The "rogue reporter" theory of hacking at the News of the World has been shown to be utterly absurd, as made up as much of what goes into some of the more desperate pages of a tabloid newspaper.
Now, following today's allegations that the Sun and the Sunday Times obtained personal information about Gordon Brown through dubious means, it seems that any notion that the News of the World was alone amongst the News International stable in stepping far too far over the line in its pursuit of stories will equally become an outdated and incredulous assertion.
But the closure of the News of the World has set a worrying precedent. If the only solution to wrongdoing is to rip the paper up and throw its staff out to the wolves, then what comes next for the Sun and the Sunday Times if the Brown allegations turn out to be just the start? Worryingly, the profit made by Murdoch's papers is relative small fry compared to his other business interests. Papers bring influence, but if they also end up bringing endless bad publicity and untold amounts of hassle, the argument for maintaining them evaporates.
And this is where I begin to get worried. When the News of the World was closed, I was relatively alone in feeling a sense of desolation. The abuses perpetrated by some of its staff were sick, and it was a rare Sunday when I actually bothered to buy the paper. But there was something about the destruction of a means of communicating news and current affairs to three million people, with a very long history of doing so, that really got to me.
The problem is that newspapers are run as private enterprises and yet they provide a public service. The fact that the current structure has maintained the UK's brilliantly high circulation rates is to be applauded but not taken for granted. Fewer than ten newspapers dominate our national landscape and determine what people think -- and whether they bother to think about the news at all. If some of these pillars of the media structure are felled, there is no guarantee that they will be replaced.
Many people might not think that such a bad thing when it comes to a red top like the Screws. But let's not forget that amongst all the celebrity drivel there was a real and serious news output, informing people and influencing opinion -- as evidenced by the presence of the excellent David Wooding and Ian Kirby in the political section. Nor was it mere regurgitative journalism -- like the Sunday Times and its Insight team, there was a proper sense of investigative journalism.

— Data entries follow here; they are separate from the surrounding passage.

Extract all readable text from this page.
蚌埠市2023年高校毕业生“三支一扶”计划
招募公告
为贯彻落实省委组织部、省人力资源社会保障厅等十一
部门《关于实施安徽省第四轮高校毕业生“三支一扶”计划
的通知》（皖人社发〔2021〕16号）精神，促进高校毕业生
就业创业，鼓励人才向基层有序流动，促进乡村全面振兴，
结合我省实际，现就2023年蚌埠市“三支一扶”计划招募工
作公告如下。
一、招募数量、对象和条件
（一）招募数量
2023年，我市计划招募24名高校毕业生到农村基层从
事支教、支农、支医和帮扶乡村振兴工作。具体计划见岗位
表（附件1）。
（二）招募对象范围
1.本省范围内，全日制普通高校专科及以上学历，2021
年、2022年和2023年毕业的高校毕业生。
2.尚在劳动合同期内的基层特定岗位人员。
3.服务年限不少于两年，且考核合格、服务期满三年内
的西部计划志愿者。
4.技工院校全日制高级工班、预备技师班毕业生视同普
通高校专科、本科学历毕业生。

Turning to the Sun and the Sunday Times, if both were to be closed -- a seemingly unthinkable thought, and yet much the same would have been said about the News of the World a week ago -- we would again lose two vital tools in our society. Of course, there would be a much greater outcry about the Sunday Times (a far more favored choice of the Twitterati), but for me the same arguments apply. Both provide essential means of informing us about what's going on in the world; both have been doing so for a very long time; and there's no guarantee that they would be replaced.
So when you look at this great and ever-increasing scandal, I urge you to think not of the papers as mere cash cows for Murdoch. Look at them as what they are: papers that have a vital role to play in the functioning of our democracy. End the practices that have so disgusted us all; and take them away from Murdoch if you want. But in the hunt for blood, don't let's kill off the plurality of our media, and of our thinking.